As the global diamond industry navigates a downturn marked by falling demand and rising competition from lab-grown stones, Botswana is making bold moves to secure its stake in the diamond value chain. The country has declared its interest in taking a controlling stake in De Beers, potentially shifting the future of the world’s most recognisable diamond company—and raising serious questions about the balance of power between resource-rich African countries and global mining giants.
By Rudairo Mapuranga
Botswana’s new president, Duma Boko, is pushing for full control of De Beers’ operations, marketing, and profits, challenging parent company Anglo American, which is currently preparing to offload its 85% shareholding in the iconic diamond producer.
Botswana’s Minister of Minerals and Energy, Bogolo Kenewendo, made it clear that the country would not stand by as decisions affecting its most valuable natural resource are made without its input. “President Boko remains resolute in his quest to increase Botswana’s stake in De Beers to ensure Botswana’s full control over this strategic national asset and the entire value chain, including marketing,” Kenewendo said.
This comes after President Boko recently remarked that De Beers was not selling enough diamonds, suggesting that perhaps Botswana should “take over and sell them ourselves.” The remarks have added pressure to an already delicate sale process for Anglo, which faces a deadline in early August to receive formal bids from prospective buyers.
De Beers sources approximately 70% of its total diamond production from Botswana, through the Debswana joint venture, of which Botswana already owns 50%. The government also holds a 15% direct stake in De Beers, while Anglo owns the majority share. Without Botswana’s cooperation, the sale of De Beers becomes practically unviable.
Kenewendo warned that “any sale of the company without our support will be difficult to achieve,” accusing Anglo of failing to involve the government in a transparent or coordinated manner.
The timing of Botswana’s aggressive stance could not be more crucial.
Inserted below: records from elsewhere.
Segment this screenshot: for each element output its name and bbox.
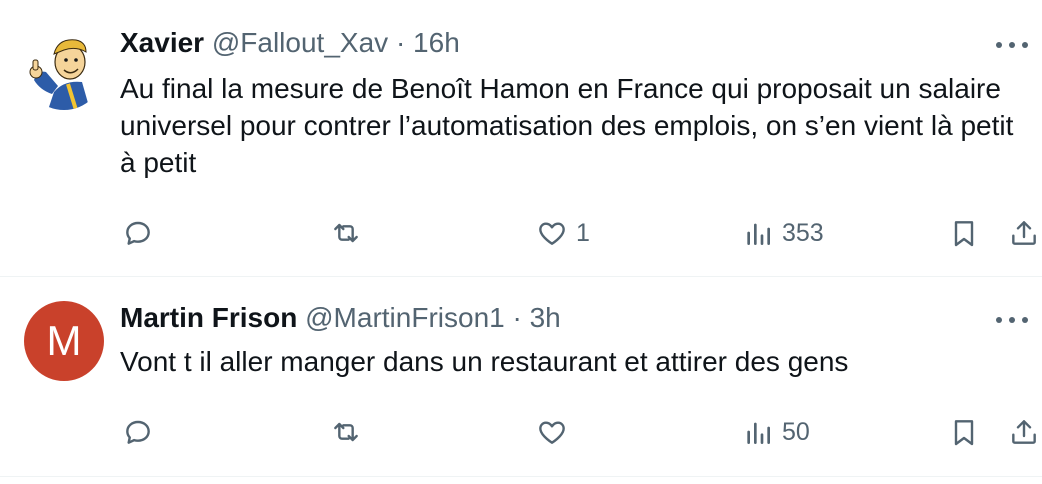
retweet-icon [334, 422, 358, 442]
reply-button[interactable] [122, 213, 154, 253]
bookmark-button[interactable] [948, 213, 980, 253]
like-button[interactable] [536, 412, 576, 452]
avatar[interactable] [24, 30, 104, 110]
more-options-icon[interactable] [996, 315, 1028, 325]
user-handle[interactable]: @Fallout_Xav [212, 27, 388, 58]
separator-dot: · [512, 302, 522, 333]
share-icon [1012, 221, 1036, 245]
timestamp[interactable]: 16h [413, 27, 460, 58]
like-count: 1 [576, 218, 590, 247]
retweet-button[interactable] [330, 213, 362, 253]
reply-icon [126, 221, 150, 245]
heart-icon [539, 222, 565, 245]
reply-icon [126, 420, 150, 444]
tweet-header: Martin Frison @MartinFrison1 · 3h [120, 301, 561, 335]
display-name[interactable]: Martin Frison [120, 302, 297, 333]
separator-dot: · [395, 27, 406, 58]
tweet-header: Xavier @Fallout_Xav · 16h [120, 26, 460, 60]
share-icon [1012, 420, 1036, 444]
reply-button[interactable] [122, 412, 154, 452]
views-button[interactable]: 50 [742, 412, 810, 452]
tweet[interactable]: M Martin Frison @MartinFrison1 · 3h Vont… [0, 277, 1042, 477]
views-icon [747, 223, 770, 245]
tweet-text: Vont t il aller manger dans un restauran… [120, 346, 849, 377]
action-bar: 50 [0, 412, 1042, 452]
tweet-text: Au final la mesure de Benoît Hamon en Fr… [120, 73, 1014, 178]
view-count: 50 [782, 417, 810, 446]
share-button[interactable] [1008, 412, 1040, 452]
display-name[interactable]: Xavier [120, 27, 204, 58]
retweet-icon [334, 223, 358, 243]
more-options-icon[interactable] [996, 40, 1028, 50]
bookmark-icon [954, 420, 974, 446]
user-handle[interactable]: @MartinFrison1 [305, 302, 505, 333]
action-bar: 1 353 [0, 213, 1042, 253]
views-button[interactable]: 353 [742, 213, 824, 253]
view-count: 353 [782, 218, 824, 247]
like-button[interactable]: 1 [536, 213, 590, 253]
retweet-button[interactable] [330, 412, 362, 452]
avatar[interactable]: M [24, 301, 104, 381]
bookmark-button[interactable] [948, 412, 980, 452]
share-button[interactable] [1008, 213, 1040, 253]
bookmark-icon [954, 221, 974, 247]
tweet[interactable]: Xavier @Fallout_Xav · 16h Au final la me… [0, 0, 1042, 277]
heart-icon [539, 421, 565, 444]
vault-boy-avatar-icon [24, 30, 104, 110]
timestamp[interactable]: 3h [530, 302, 561, 333]
views-icon [747, 422, 770, 444]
Anglo is under pressure to complete its restructuring before year-end, following a rejected £39 billion takeover bid by BHP in 2023. The mining giant is now pursuing a “dual-track” approach—seeking a direct buyer for De Beers or listing it publicly if no satisfactory bids are received.
However, the diamond market is currently facing significant headwinds. Consumer demand has declined in key markets like China, and synthetic diamonds have carved a strong niche. De Beers is reportedly sitting on its largest stockpile since the global financial crisis, making any sale more complex.
The big question now is whether Botswana can raise the capital needed to buy a larger stake—or even take full ownership—of De Beers. While Minister Kenewendo said “financing is not an issue,” analysts remain sceptical. Botswana’s budget deficit is expected to widen to 7.5% by 2026, and although it enjoys an investment-grade credit rating, it lacks experience raising money on international bond markets. The country recently secured a US$300 million loan from the African Development Bank, largely to deal with fiscal shortfalls.
Still, Botswana’s leadership insists that ownership and control over diamonds is non-negotiable. And rightly so—diamonds account for over two-thirds of Botswana’s export earnings.
From a Zimbabwean perspective, Botswana’s push for resource sovereignty offers a timely case study. As Zimbabwe continues to restructure its own diamond sector through entities like ZCDC and promote local beneficiation, the question of who controls the value chain—from mine to market—remains critical.
Botswana is making it clear: Africa is no longer just a source of raw minerals. It wants to control the trade, influence pricing, and capture more of the value. Whether Botswana achieves full ownership or not, this moment signals a continental shift in resource governance—one that Zimbabwean policymakers and miners should follow closely.